Mi amiga Carlotica
Todavía no os he dicho nada de mi amiga Carlotica, que vive en un hotelito pequeño cerca del nuestro.
No tiene papá ni mamá. Vive con su abuelito Luis, que está siempre sentado en un sillón de ruedas porque no sabe andar.
A don Luis le gusta mucho que juguemos a su lado y oírme contar historias. Por eso no quiere que vayamos a ninguna parte.
Un día íbamos a ir de excursión con papá y mamá, y de pronto dijeron que iba a llover. Y no nos llevaron.
¡Nos dio una rabia!
—Con don Luis pasaréis la tarde muy bien. Mucho mejor que con nosotros, que vamos lejos y con gente poco simpática.
Carlotica me dijo:
—Ya verás cómo ha sido el abuelito el que les ha dicho que no nos lleven.
Nos quedamos refunfuñando, y decidimos vengarnos de don Luis no entrando en la galería donde él estaba siempre en su sillón de ruedas.
En cambio, abrimos las arcas grandes del despacho, que tenían las llaves puestas. ¡Cómo olían a alcanfor!
Todo estaba cubierto de paños blancos…
Los quitamos, y aparecieron unos trajes grandísimos de terciopelo encarnado y verde.

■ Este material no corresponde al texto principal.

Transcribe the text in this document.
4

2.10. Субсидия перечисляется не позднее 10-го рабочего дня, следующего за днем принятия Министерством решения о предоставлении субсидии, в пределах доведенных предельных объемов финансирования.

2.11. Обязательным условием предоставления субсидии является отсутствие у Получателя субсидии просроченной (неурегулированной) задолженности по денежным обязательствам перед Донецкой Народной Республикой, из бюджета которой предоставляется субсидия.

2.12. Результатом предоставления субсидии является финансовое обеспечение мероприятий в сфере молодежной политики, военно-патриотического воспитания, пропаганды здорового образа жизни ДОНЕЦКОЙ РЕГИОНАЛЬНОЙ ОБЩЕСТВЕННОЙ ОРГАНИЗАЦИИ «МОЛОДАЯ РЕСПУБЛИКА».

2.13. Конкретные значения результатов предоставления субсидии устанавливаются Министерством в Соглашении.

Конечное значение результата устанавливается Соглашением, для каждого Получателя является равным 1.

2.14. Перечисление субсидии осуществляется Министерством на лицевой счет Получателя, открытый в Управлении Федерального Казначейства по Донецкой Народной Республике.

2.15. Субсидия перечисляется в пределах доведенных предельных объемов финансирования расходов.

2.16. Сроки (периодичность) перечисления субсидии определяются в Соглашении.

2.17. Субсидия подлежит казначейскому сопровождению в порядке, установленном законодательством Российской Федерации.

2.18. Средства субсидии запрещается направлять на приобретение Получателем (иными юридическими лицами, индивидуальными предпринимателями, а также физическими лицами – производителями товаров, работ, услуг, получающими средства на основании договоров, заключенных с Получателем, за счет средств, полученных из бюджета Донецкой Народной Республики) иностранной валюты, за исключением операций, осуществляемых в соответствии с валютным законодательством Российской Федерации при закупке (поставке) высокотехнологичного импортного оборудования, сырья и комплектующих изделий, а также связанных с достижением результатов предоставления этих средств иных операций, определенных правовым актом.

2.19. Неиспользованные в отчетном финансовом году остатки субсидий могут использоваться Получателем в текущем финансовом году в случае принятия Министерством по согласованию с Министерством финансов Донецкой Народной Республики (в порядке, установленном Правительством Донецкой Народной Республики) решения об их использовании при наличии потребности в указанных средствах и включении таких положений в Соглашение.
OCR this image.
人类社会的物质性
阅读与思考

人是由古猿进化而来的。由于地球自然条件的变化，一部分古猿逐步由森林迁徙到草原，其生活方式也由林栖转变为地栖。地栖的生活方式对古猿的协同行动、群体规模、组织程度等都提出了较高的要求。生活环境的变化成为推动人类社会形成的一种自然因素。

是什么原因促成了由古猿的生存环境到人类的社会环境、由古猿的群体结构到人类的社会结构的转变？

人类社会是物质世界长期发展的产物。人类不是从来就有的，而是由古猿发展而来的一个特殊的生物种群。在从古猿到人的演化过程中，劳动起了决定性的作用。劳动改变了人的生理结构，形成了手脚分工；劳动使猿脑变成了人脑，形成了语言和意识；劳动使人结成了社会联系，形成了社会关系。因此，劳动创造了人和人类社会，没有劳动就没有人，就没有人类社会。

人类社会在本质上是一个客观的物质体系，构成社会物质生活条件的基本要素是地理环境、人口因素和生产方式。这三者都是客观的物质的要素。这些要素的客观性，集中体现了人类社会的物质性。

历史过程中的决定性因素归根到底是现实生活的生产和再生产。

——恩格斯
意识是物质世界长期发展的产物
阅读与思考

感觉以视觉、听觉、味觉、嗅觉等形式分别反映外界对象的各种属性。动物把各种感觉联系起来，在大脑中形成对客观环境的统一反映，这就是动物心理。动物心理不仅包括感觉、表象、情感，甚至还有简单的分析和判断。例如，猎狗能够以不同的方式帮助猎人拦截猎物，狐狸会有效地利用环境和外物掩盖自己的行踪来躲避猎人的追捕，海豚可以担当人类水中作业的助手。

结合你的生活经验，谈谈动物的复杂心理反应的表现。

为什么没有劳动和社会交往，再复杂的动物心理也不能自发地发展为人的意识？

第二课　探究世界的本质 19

Casi no podíamos con ellos, y los arrastramos por el suelo al colocarlos sobre las sillas.
—¿Quién se ponía esto?
—El abuelito, cuando era rey, y príncipe, y emperador… Otras veces era cardenal, con estos zapatos colorados; y también Don Juan Tenorio, vestido de raso verde.
—¿Y cómo era tantas cosas?
—Porque sí. Él dice que era el actor más grande del mundo.
—¿Tú le has visto en pie?
—Sí, con las muletas.
—¿Y es tan grande?
—¡Como un gigante! Mira cuánto pelo hay en esta caja.
No era pelo, sino cabezas sin nada dentro… Había melenas rubias, con tirabuzones; otras blancas, con rizos y trenza, como las de los cocheros de los entierros…
—¡Ay, Carlotica, qué miedo! ¿A quién le ha quitado tu abuelito estos pelos? ¿Tú sabes si ha sido de esos que matan a la gente?
—Sí, también. ¿Ves este escopetón colgado, que parece un embudo? Pues me ha dicho que era suyo, de cuando hacía de bandido.
—¡Yo me quiero ir! ¡Vámonos, Carlotica, vámonos a casa! ¡Figúrate que le da por matarnos a nosotras!
—¡Huy, qué niña más tonta! ¡Si el abuelito es muy bueno, y todo era de mentirijillas!
—¡Sí, muy bueno! Vámonos con doña Benita, anda.
Entonces oímos a don Luis que nos llamaba con su vozarrón, y como no contestábamos, llamó al timbre para que nos buscaran. Decía:
—Deben de estar en el despacho haciendo alguna diablura…
María levantó los brazos al cielo al ver desparramado lo de las arcas.
—¡Pero qué estáis haciendo, condenadas! ¡El señor me valga si no han ensuciado toda la ropa!
—¿Qué hacían? —gritó don Luis—. Traiga usted aquí a esas chicuelas, que las voy a matar como hayan revuelto algo…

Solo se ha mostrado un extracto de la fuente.